Although the thought of restoring your financial stability may feel stressful and overwhelming after filing a chapter 7, there is no comparison to the emotions and negative feelings that are experienced before you file. Especially if you did not have a chapter 7 bankruptcy lawyer that could help you understand the process and handle your paperwork. The process of filing a chapter 7 bankruptcy helped ease your financial stress and now it’s time to rebuild your finances and re-establish your credit. The process isn’t quick or easy, but with determination and discipline, you can get on track with your finances and credit. Here are a few tips to rebuild your financial stability and re-establish your credit.
Check Credit Reports
Filing for a chapter 7 bankruptcy can initially hurt your credit score, but with due diligence, you can rebuild your score. It’s important to pull your credit report from all the major credit reporting companies and carefully review each report. Look for anything that isn’t accurate and dispute the inaccuracies. For instance, if a discharged debt is still being reported as open, the reporting bureau will generally provide information on how to dispute. Remember to routinely check the reports for any changes in scores as well as updated information on new and ongoing debts.
Create a Budget
Creating a budget after filing a chapter 7 bankruptcy will allow you to have a clear view of what you currently can afford, your spending habits, and an insight into the amount you can put into savings. It is highly recommended that you avoid buying items on credit that you aren’t able to pay for in cash. Cut costs wherever you can, and do not apply for new credit cards until you can comfortably pay them off. When creating your budget, make sure it is realistic. All household expenses, groceries, and vehicle expenses should be the priorities in your budget, followed by entertainment and other non-essential costs. Subtract the total of these costs from your take-home salary and try to put at least half of what left into a savings account.
Open a Savings Account
The main thing to keep in mind is that the more your money is visible and available, the greater the risk is that you’ll be tempted to spend it, so you’ll want to make sure “extra” money is out of sight.

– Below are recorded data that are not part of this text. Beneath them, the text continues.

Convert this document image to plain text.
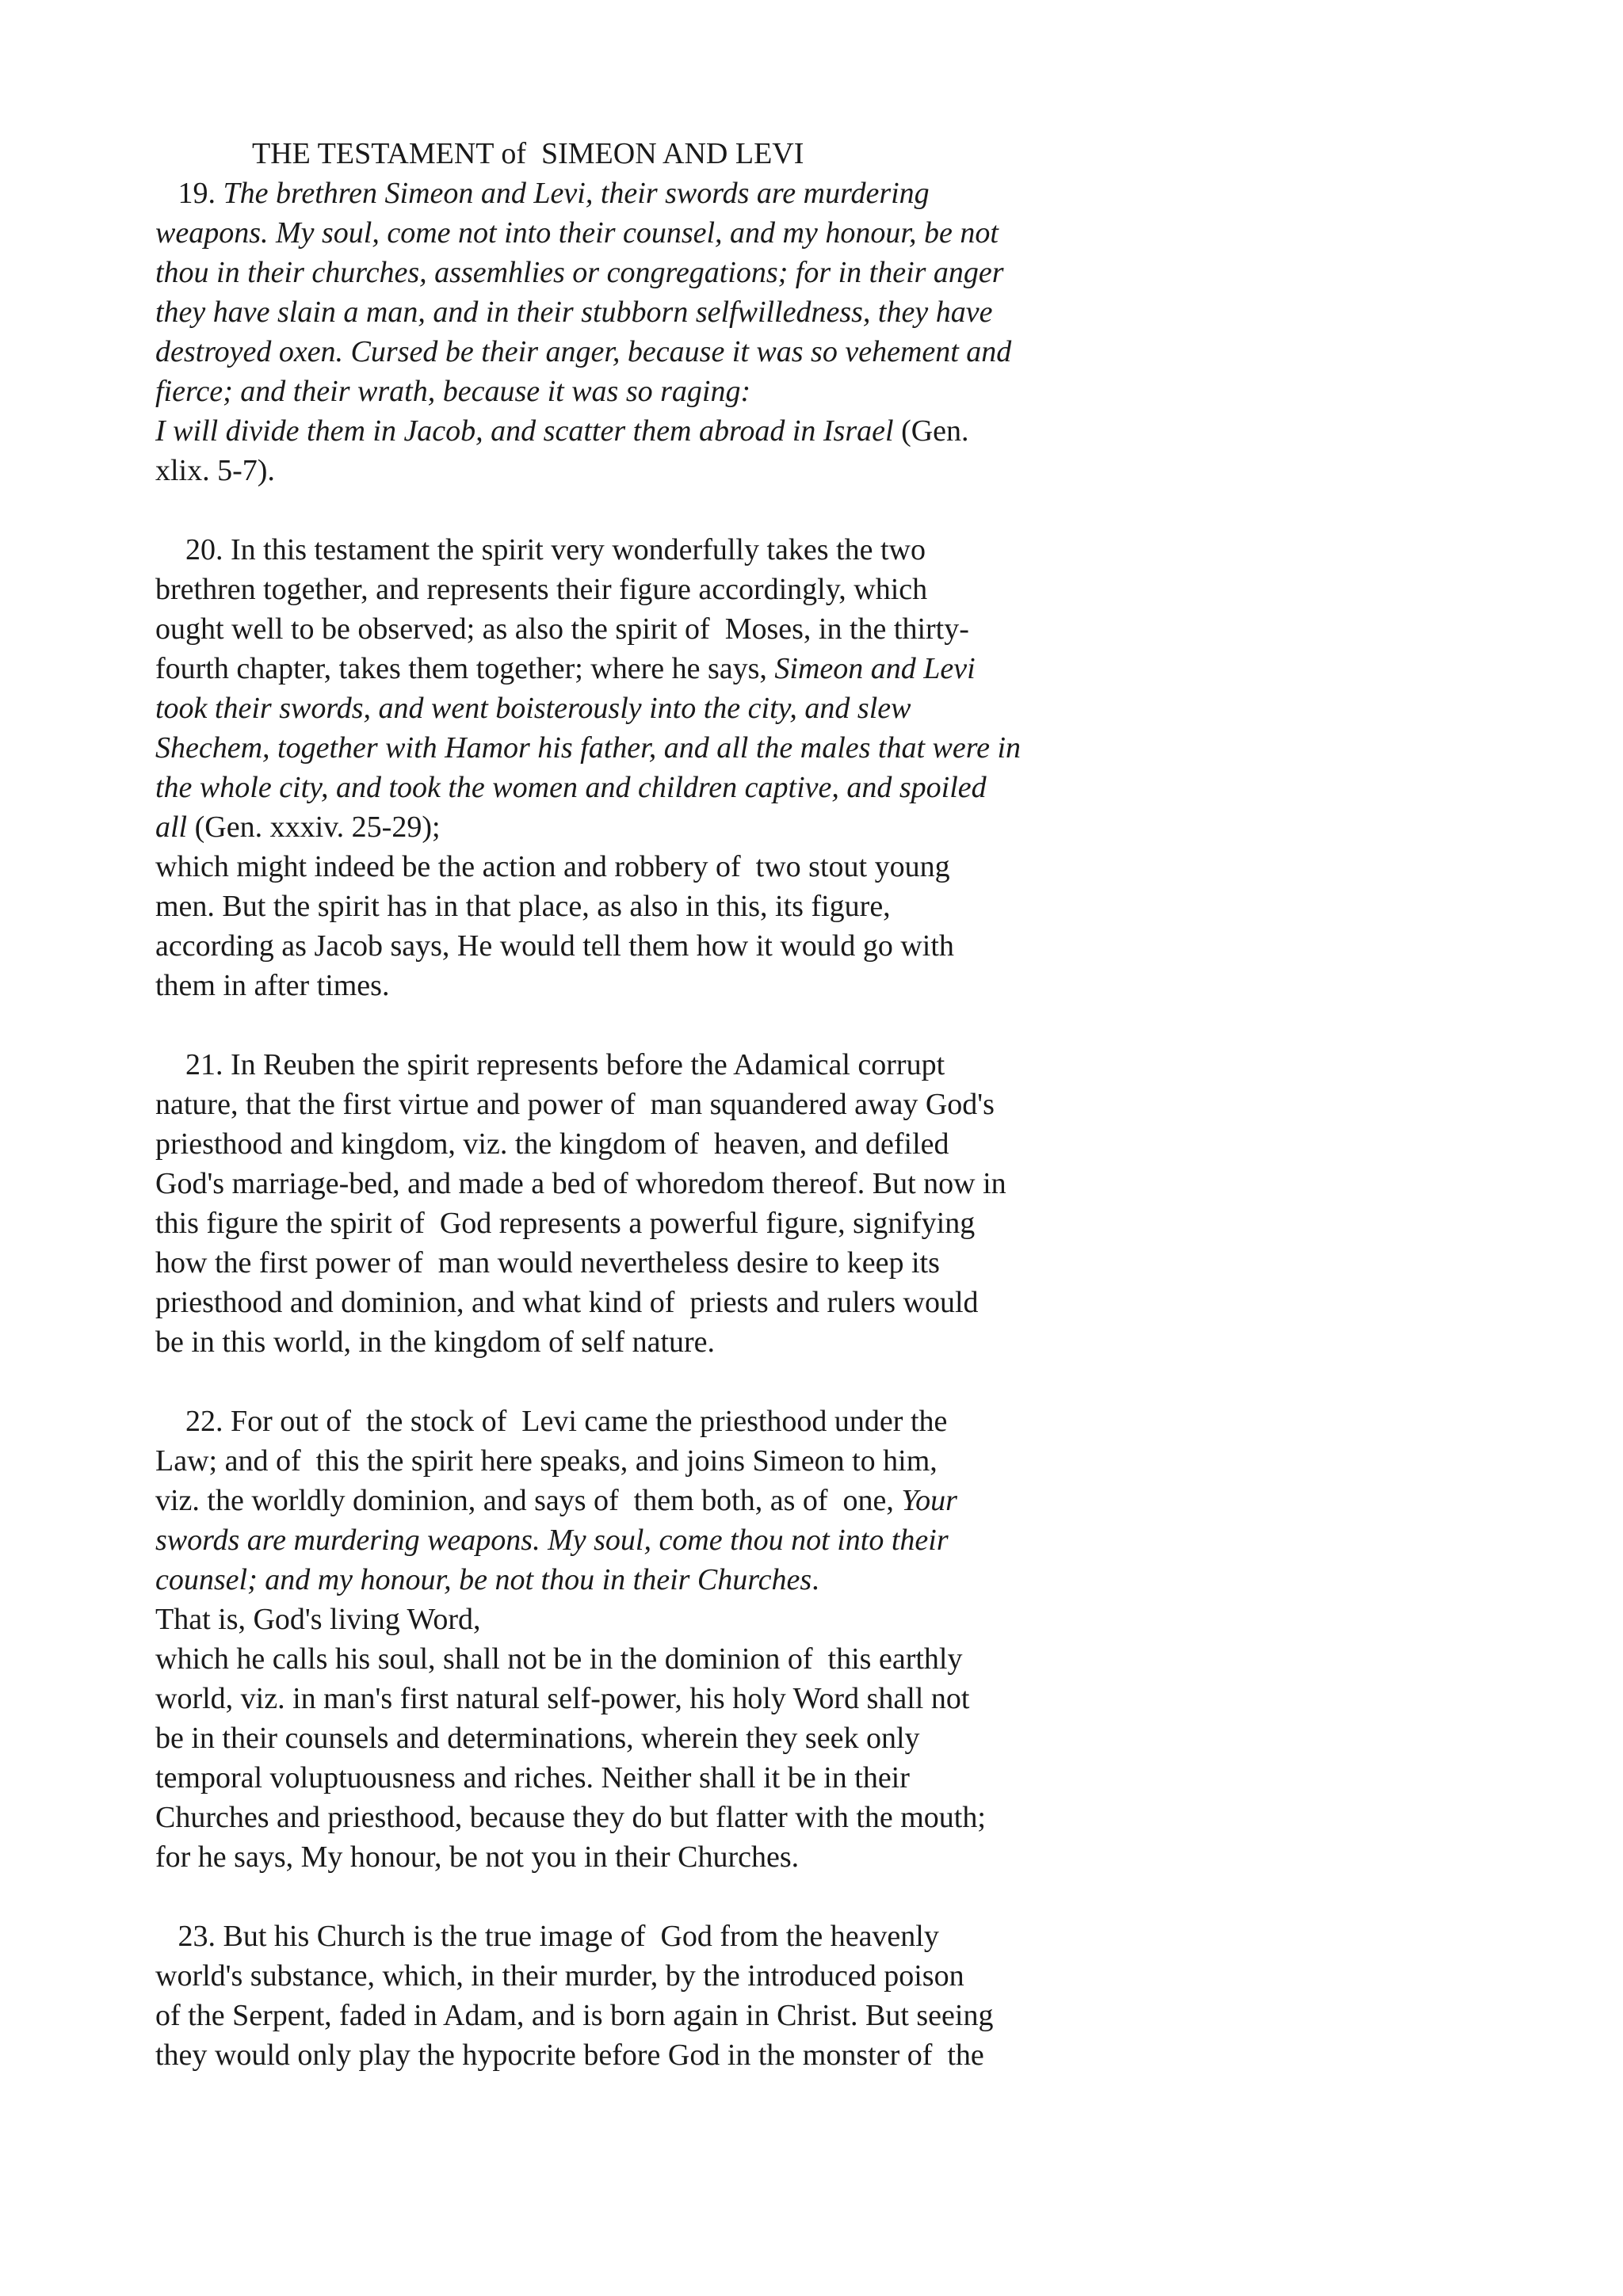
THE TESTAMENT of  SIMEON AND LEVI
19. The brethren Simeon and Levi, their swords are murdering
weapons. My soul, come not into their counsel, and my honour, be not
thou in their churches, assemhlies or congregations; for in their anger
they have slain a man, and in their stubborn selfwilledness, they have
destroyed oxen. Cursed be their anger, because it was so vehement and
fierce; and their wrath, because it was so raging:
I will divide them in Jacob, and scatter them abroad in Israel (Gen.
xlix. 5-7).
20. In this testament the spirit very wonderfully takes the two
brethren together, and represents their figure accordingly, which
ought well to be observed; as also the spirit of  Moses, in the thirty-
fourth chapter, takes them together; where he says, Simeon and Levi
took their swords, and went boisterously into the city, and slew
Shechem, together with Hamor his father, and all the males that were in
the whole city, and took the women and children captive, and spoiled
all (Gen. xxxiv. 25-29);
which might indeed be the action and robbery of  two stout young
men. But the spirit has in that place, as also in this, its figure,
according as Jacob says, He would tell them how it would go with
them in after times.
21. In Reuben the spirit represents before the Adamical corrupt
nature, that the first virtue and power of  man squandered away God's
priesthood and kingdom, viz. the kingdom of  heaven, and defiled
God's marriage-bed, and made a bed of whoredom thereof. But now in
this figure the spirit of  God represents a powerful figure, signifying
how the first power of  man would nevertheless desire to keep its
priesthood and dominion, and what kind of  priests and rulers would
be in this world, in the kingdom of self nature.
22. For out of  the stock of  Levi came the priesthood under the
Law; and of  this the spirit here speaks, and joins Simeon to him,
viz. the worldly dominion, and says of  them both, as of  one, Your
swords are murdering weapons. My soul, come thou not into their
counsel; and my honour, be not thou in their Churches.
That is, God's living Word,
which he calls his soul, shall not be in the dominion of  this earthly
world, viz. in man's first natural self-power, his holy Word shall not
be in their counsels and determinations, wherein they seek only
temporal voluptuousness and riches. Neither shall it be in their
Churches and priesthood, because they do but flatter with the mouth;
for he says, My honour, be not you in their Churches.
23. But his Church is the true image of  God from the heavenly
world's substance, which, in their murder, by the introduced poison
of the Serpent, faded in Adam, and is born again in Christ. But seeing
they would only play the hypocrite before God in the monster of  the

So, you’ll need to open a savings account and if possible, open the account at a different bank than where you have your checking account. In most situations, if you have more than one account at the same bank when you go to the account online, you will be able to instantly see how much is in both accounts, so having your savings account at a different bank will help prevent you from continuously seeing the amount you have in savings. Talk with your employer about splitting up your direct deposits, if they will split the payments, you can opt to have the amount you allotted for savings deposited weekly. If your direct deposits can’t be split, talk with the bank about automated ACH transfers from the checking account into the savings account.
Rebuilding Credit with Credit Cards
A chapter 7 bankruptcy can stay on your credit report for as long as ten years, but this doesn’t mean that you have to wait ten years to start rebuilding your credit, there are ways to gradually begin to rebuild it. Credit cards can help improve your credit score, but only if they are paid on time, and they can quickly get you back in debt, so carefully weigh your odds when applying for new credit accounts. A secured credit card is an ideal place to start because this type of credit will prevent you from overspending, but it can be used for services that require a credit card, such as car rentals. When you apply for a secured credit card, you are required to deposit cash with the credit card company to be used for collateral. For instance, if you deposit $500, your credit card limit will be $500. Secured credit cards allow you to have access to the credit, but you will not be tempted to spend outside your means, because you can only charge what you have available.
Borrowing Secured Debt
One of the most common concerns people have after filing a chapter 7 bankruptcy is that they won’t be able to ever make a major purchase, such as an automobile or a house. The truth is, you will be able to buy these things, but until your credit is rebuilt, it’ll be more expensive and there will be additional conditions. About two years after the bankruptcy, you will be able to get an automobile loan, but the terms will be different from what they were before the chapter 7, including higher interest rates, and you may need a co-signer. If your only option is to get a secured loan for an automobile, be sure to shop around for the best interest rates and loan terms. The same concept applies to mortgage loans; you will be able to get a secured loan, but the interest rates will be higher as will the lender fees and points. You will also typically need a larger down payment and possibly a co-signer, so be sure to compare rates and don’t be afraid to negotiate the terms. In most situations, you’ll have to wait a minimum of two years before you will qualify for a VA or FHA loan and four years for a conventional loan.
One of the first and most important steps in rebuilding your credit and getting back on the right financial track is to understand why you filed chapter 7 in the first place. Addressing the root cause of the bankruptcy will help to reduce the risk of bankruptcy only being a temporary solution to your financial problems. After bankruptcy, make sure you make all payments on time and continue to follow your budget. As your finances begin to change, adjust your budget to meet any new payments as well as changes in your available funds.